Ketika mengajar di MAN Gandekan itulah Sutanto mulai tahu tentang penerimaan pegawai/guru di lingkungan Kemenag yang waktu itu masih bernama Depag. Sayangnya pada Agustus 1992 informasi penerimaan sudah terlambat diketahuinya sehingga otomatis belum bisa mendaftar. Agar tak terlambat mendapat informasi bekerjasama dengan rekannya Sutanto mulai memantau penerimaan CPNS Kemenag mulai awal 1993. Penantiannya tak sia-sia karena, Agustus 1993 dibuka pendafataran CPNS baik ijazah SMA/MA maupun sarjana. Herannya untuk kualifikasi Sarjana tidak menyebut jurusan yang dibutuhkan, dan Sutanto mendaftar. Setelah melewati beberapa tahap mulai seleksi tertulis, lesan, psikotes akhirnya Sutanto dinyatakan diterima, namun untuk SK penempatan harus menunggu sekitar satu tahun, yaitu per 1 Oktober 1994.
Guru yang Jurnalis
Di sela-sela kesibukannya mengajar Sutanto memiliki hobi menulis. Yang menjadikan Sutanto termotivasi bersentuhan dengan dunia jurnalistik, berawal dari datangnya seorang wartawan yang menemuinya pada tahun 1990. Saat itu Sutanto masih kuliah  di IKIP Yogyakarta dan aktif menjadi pengurus Pramuka di Dewan Kerja Cabang (DKC) Kabupaten Bantul. Wartawan tersebut mewawancarai Sutanto tentang data diri, organisasi dan kuliah. Beberapa hari kemudian profilnya muncul di koran dan banyak mendapat respon dari beberapa teman.

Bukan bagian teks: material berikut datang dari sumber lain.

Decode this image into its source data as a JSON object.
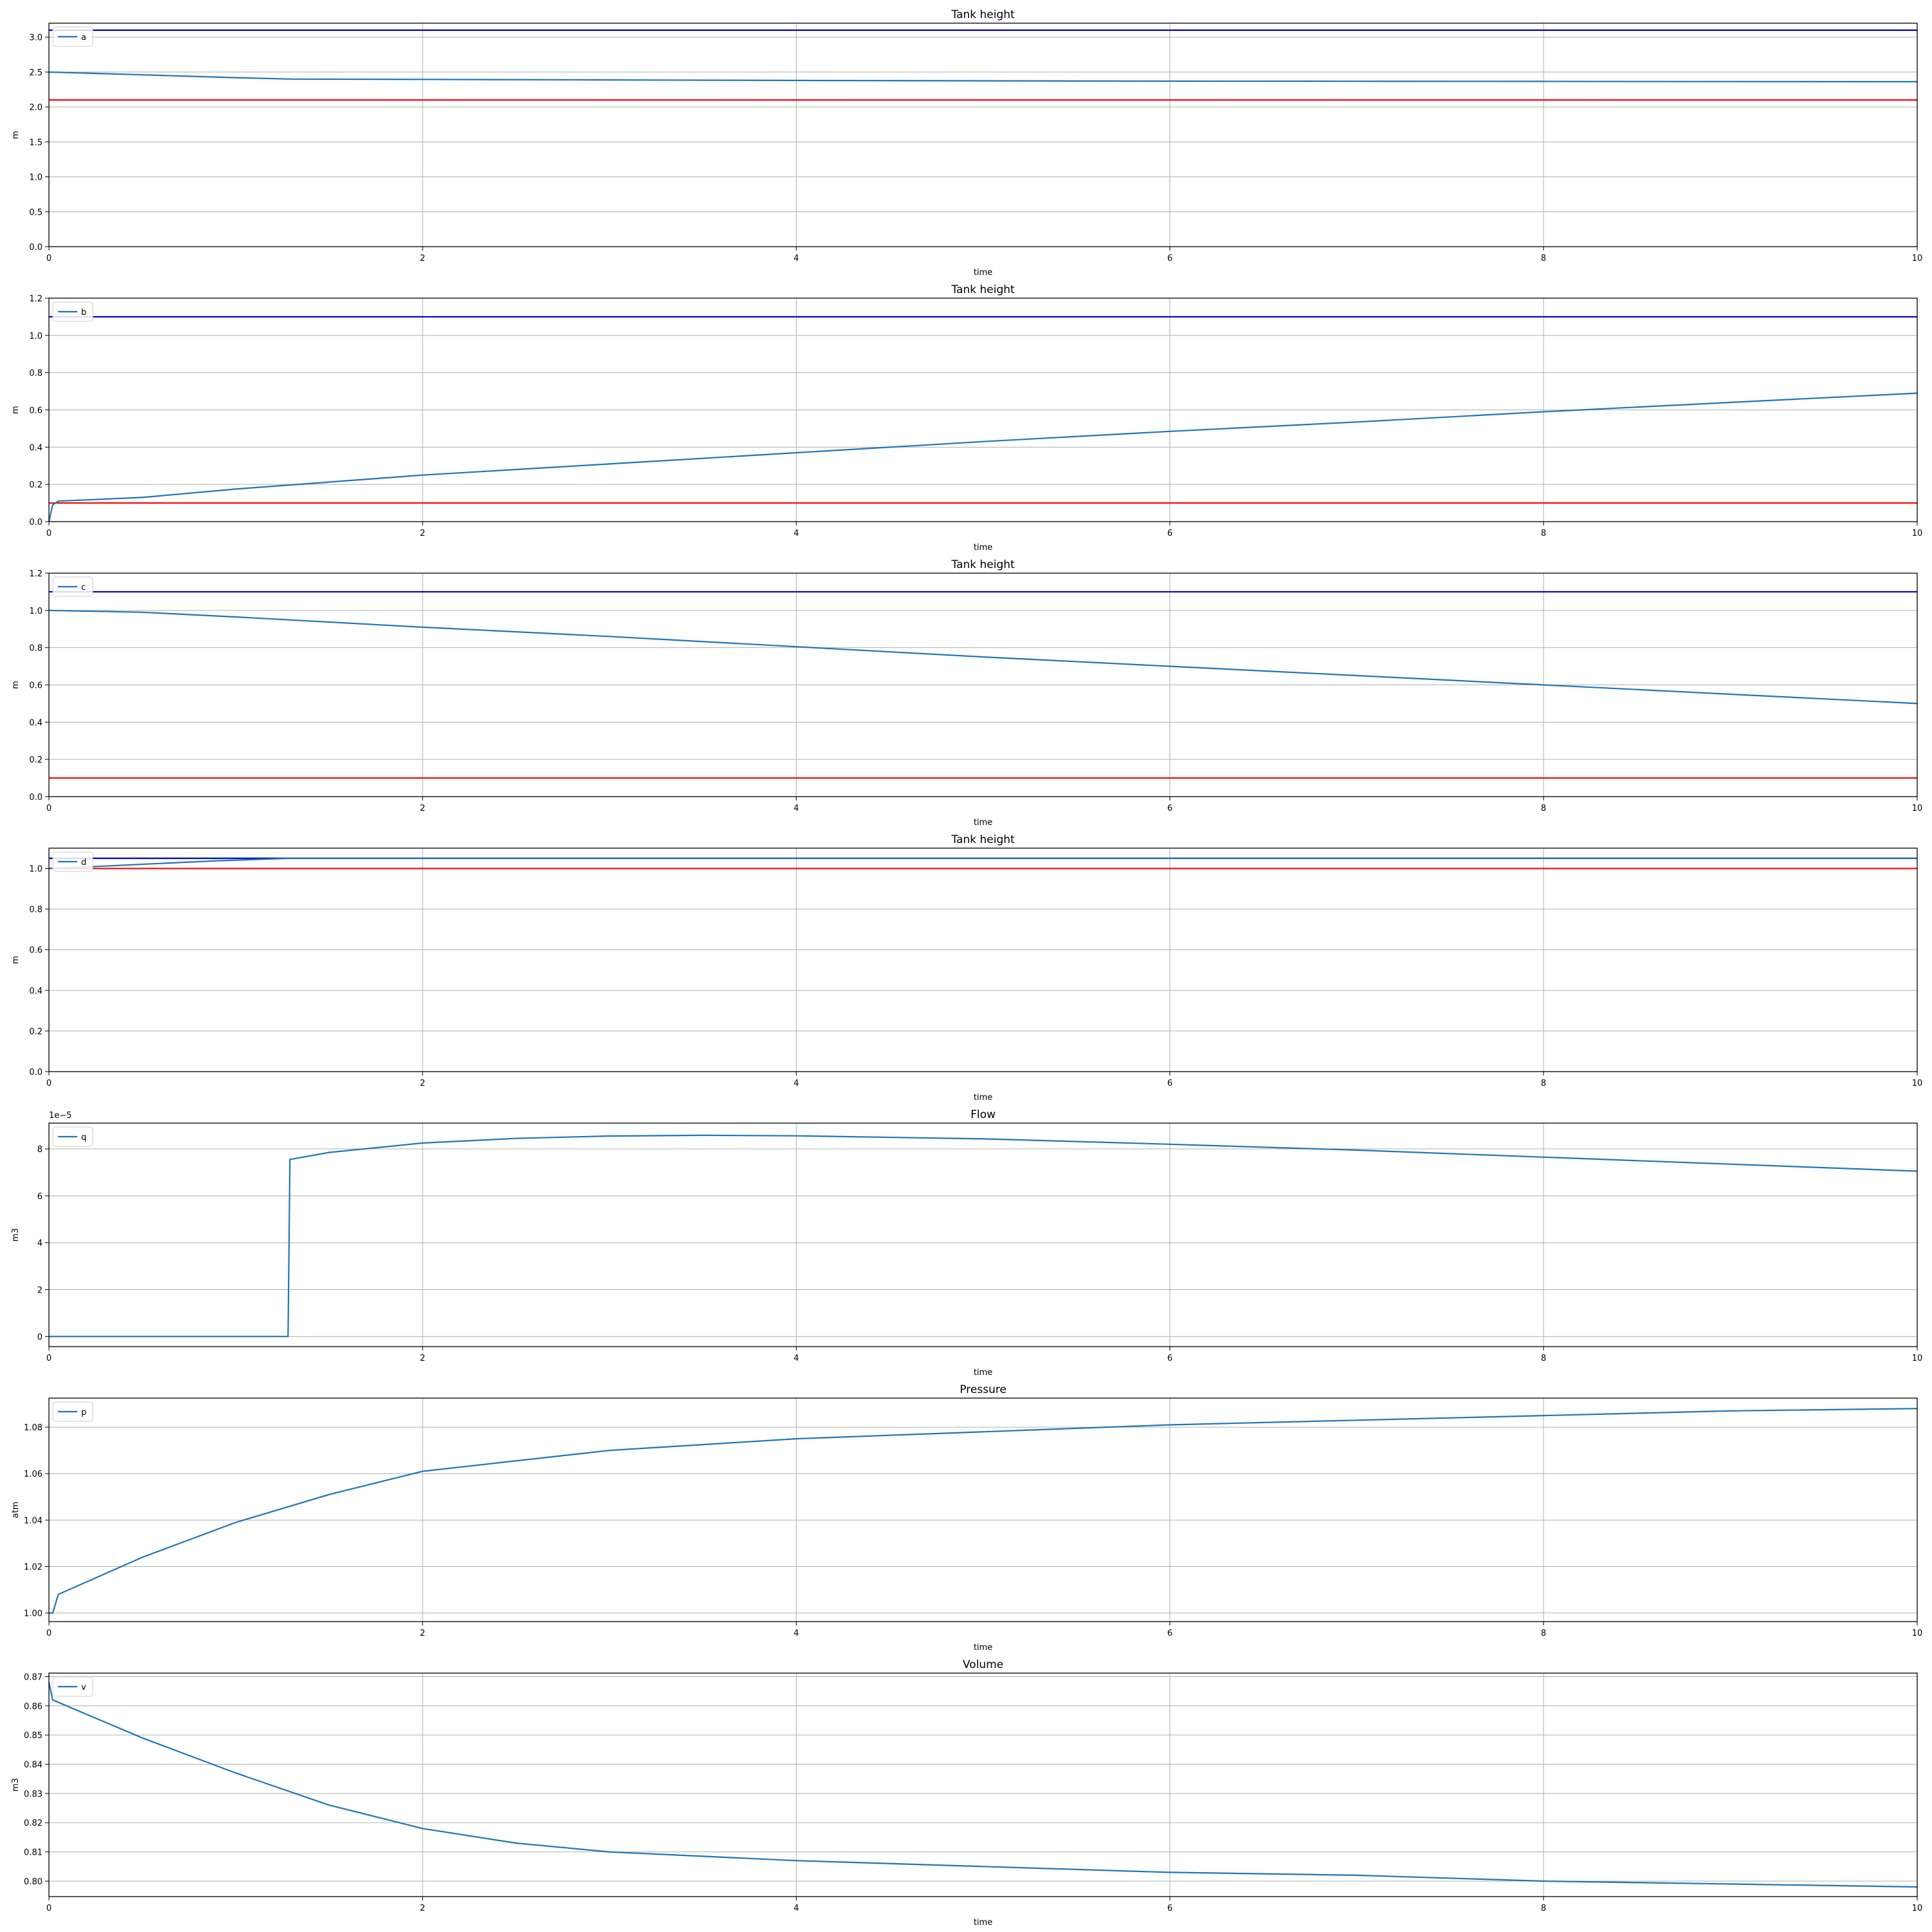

Bahkan ada seorang dara aktivis pramuka dari luar Kabupaten Bantul yang menemui Sutanto hanya untuk berkenalan, gara-gara profilnya dimuat di koran.  Ternyata sungguh dahsyat pengaruh media cetak. Dari sinilah terpompa semangat  untuk mencoba menulis sendiri dan bukan hanya diwawancarai saja.
Sejak  tahun 1985 saaat masih duduk di bangku Sekolah Pendidikan Guru (SPG) Sutanto menjadi redaktur majalah sekolah “Media Siswa”. Majalah bulanan yang hanya dikonsumsi secara intern tersebut selalu ditunggu kehadirannya oleh warga sekolah. Sebagai redaktur yang sekaligus ikut mengisi rubrik seperti puisi, cerita dan artikel lain selalu tertantang untuk menyajikan sesuatu yang menarik. Saat sekolah di SPG itulah secara iseng-iseng Sutanto menulis pantun dan dimuat di koran Minggu Pagi dalam rubrik “Pantun Ngeyel” dan mendapat honor. Perasaan bahagia tak terhingga karena pantun yang Sutanto buat bisa dimuat dan dibaca banyak orang serta masih mendapat honor.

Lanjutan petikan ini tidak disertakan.